Dut ağaçları yüksek dallarında özenle büyüttükleri, kan kırmızı olgun dutları, dallarına konan misafir kuşlara ve diplerinde yuva yapan komşu karıncalara ikram ederlermiş.
Koyu yeşil ve dedemin elleri kadar büyük yapraklarını, perde yaparlarmış güneşe. Karıncalar çalışırken terlemesinler diye.
Arada bir rüzgâr duruma el atar, tırtılları silkelermiş. Ama sıkı yapraklarıyla tırtılları korumaya çalışır, onlarında doymalarını sağlarlarmış, verdikleri acıya rağmen.
Bazı afacanlar dallarını kırar canlarını acıtırlarmış dut ağaçlarının.

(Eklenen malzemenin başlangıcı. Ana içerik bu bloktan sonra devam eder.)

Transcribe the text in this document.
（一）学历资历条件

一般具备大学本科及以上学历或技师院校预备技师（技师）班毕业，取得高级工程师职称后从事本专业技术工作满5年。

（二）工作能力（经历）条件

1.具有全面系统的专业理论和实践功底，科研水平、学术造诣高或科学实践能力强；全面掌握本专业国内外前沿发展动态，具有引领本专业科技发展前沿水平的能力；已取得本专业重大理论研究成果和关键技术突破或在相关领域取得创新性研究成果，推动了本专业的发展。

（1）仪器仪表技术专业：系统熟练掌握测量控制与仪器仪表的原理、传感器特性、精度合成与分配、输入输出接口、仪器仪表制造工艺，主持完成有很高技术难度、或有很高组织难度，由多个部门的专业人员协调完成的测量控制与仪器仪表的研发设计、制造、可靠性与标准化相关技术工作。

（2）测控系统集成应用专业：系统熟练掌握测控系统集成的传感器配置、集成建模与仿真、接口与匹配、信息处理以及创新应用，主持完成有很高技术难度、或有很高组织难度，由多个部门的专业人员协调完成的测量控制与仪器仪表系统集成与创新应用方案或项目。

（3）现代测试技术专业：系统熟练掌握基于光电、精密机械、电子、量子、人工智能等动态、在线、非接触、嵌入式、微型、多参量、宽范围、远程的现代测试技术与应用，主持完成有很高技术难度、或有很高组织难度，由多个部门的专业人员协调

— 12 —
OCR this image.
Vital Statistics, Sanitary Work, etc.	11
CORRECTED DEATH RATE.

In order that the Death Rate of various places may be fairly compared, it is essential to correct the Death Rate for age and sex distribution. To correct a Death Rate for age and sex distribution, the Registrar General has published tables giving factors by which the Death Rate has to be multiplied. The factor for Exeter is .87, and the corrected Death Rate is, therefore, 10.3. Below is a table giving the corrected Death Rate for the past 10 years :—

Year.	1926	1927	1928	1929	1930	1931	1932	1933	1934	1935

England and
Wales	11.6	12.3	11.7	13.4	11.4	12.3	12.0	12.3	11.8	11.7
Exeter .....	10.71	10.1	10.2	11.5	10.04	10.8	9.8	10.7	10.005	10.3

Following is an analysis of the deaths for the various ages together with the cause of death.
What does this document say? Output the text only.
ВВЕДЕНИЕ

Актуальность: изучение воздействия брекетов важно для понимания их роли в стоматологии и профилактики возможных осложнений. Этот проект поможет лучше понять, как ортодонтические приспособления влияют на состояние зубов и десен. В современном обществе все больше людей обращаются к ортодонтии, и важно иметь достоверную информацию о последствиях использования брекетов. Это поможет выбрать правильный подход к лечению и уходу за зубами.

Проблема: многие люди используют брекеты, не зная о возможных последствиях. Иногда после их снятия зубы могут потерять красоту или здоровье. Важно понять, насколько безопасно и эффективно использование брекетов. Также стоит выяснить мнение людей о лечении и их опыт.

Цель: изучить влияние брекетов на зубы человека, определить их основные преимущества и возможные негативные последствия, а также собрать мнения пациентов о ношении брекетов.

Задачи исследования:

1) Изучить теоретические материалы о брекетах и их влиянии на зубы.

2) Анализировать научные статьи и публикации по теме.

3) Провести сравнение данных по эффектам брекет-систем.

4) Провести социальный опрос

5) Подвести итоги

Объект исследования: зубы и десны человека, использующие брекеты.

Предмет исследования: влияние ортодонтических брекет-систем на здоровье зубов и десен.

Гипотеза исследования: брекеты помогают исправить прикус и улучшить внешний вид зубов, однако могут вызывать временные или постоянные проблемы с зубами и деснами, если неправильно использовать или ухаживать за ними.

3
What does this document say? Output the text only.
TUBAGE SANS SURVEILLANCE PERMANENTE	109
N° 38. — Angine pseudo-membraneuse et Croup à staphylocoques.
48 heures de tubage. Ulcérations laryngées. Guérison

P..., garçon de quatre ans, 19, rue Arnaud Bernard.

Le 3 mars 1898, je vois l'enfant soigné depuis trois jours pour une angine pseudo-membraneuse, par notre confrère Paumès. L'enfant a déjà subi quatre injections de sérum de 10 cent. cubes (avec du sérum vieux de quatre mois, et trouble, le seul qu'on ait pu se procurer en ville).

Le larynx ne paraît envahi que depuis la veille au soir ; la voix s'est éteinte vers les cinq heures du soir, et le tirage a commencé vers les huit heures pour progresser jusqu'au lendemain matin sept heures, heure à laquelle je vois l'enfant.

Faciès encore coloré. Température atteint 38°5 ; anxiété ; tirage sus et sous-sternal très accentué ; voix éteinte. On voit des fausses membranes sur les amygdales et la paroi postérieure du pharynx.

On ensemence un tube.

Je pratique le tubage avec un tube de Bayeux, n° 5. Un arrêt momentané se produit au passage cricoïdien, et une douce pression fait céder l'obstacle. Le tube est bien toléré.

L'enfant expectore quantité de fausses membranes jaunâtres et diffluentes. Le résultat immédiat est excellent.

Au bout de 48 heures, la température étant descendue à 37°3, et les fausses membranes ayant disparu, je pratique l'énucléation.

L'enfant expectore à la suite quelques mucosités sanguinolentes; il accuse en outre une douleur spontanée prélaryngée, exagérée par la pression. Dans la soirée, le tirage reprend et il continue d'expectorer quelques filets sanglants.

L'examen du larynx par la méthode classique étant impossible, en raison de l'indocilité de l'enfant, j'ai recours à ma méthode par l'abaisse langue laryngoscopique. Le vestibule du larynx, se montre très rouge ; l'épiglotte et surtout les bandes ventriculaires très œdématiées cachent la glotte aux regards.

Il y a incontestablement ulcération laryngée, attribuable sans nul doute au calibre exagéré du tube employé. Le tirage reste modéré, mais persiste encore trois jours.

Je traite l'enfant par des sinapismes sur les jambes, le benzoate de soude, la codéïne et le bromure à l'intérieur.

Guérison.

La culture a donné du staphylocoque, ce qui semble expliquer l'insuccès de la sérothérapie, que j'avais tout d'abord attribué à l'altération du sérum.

Dallarını kıran afacanları, ders almaları için alçaktan yere düşürmeyi düşünüp, vazgeçerlermiş. Yerdeki karıncalar ezilmesinler diye.
Canlarının acımasından öte, gelecek yıl kırılan dalları sebebiyle daha az dut vermek zorunda kalmalarına üzüntü duyarlarmış misafirlerine.
Oysa sularını yağmurdan, güçlerini güneş ve topraktan alırlarmış. Zahmet vermek istemezlermiş, Allahın meleklerden bile üstün yarattığı insanlara.
Güçlü dallarına gerdikleri iplerle bazen salıncak, bazense beşik olmalarını istemişler. Bu güne dek hiçbir babayı ve anneyi kırmayıp kâh salıncak, kâh beşik olmuş dut ağaçları.
Yaprakları ninniler söylemiş, bebeciklere hiç ayırım yapmadan, aynı notalarla.
Dedem, torunum derdi. Dut ve diğer kardeşleri tüm ağaçlar, ailemiz ve devletimiz gibidir. Kuş ol, karınca ol, ip ol, kâh salıncakta kâh beşikte ol. Sakın tırtıl olma. Hele dal kıran afacan, hiç olma. İnsana yakışan, yağmur, güneş, toprak olmaktır.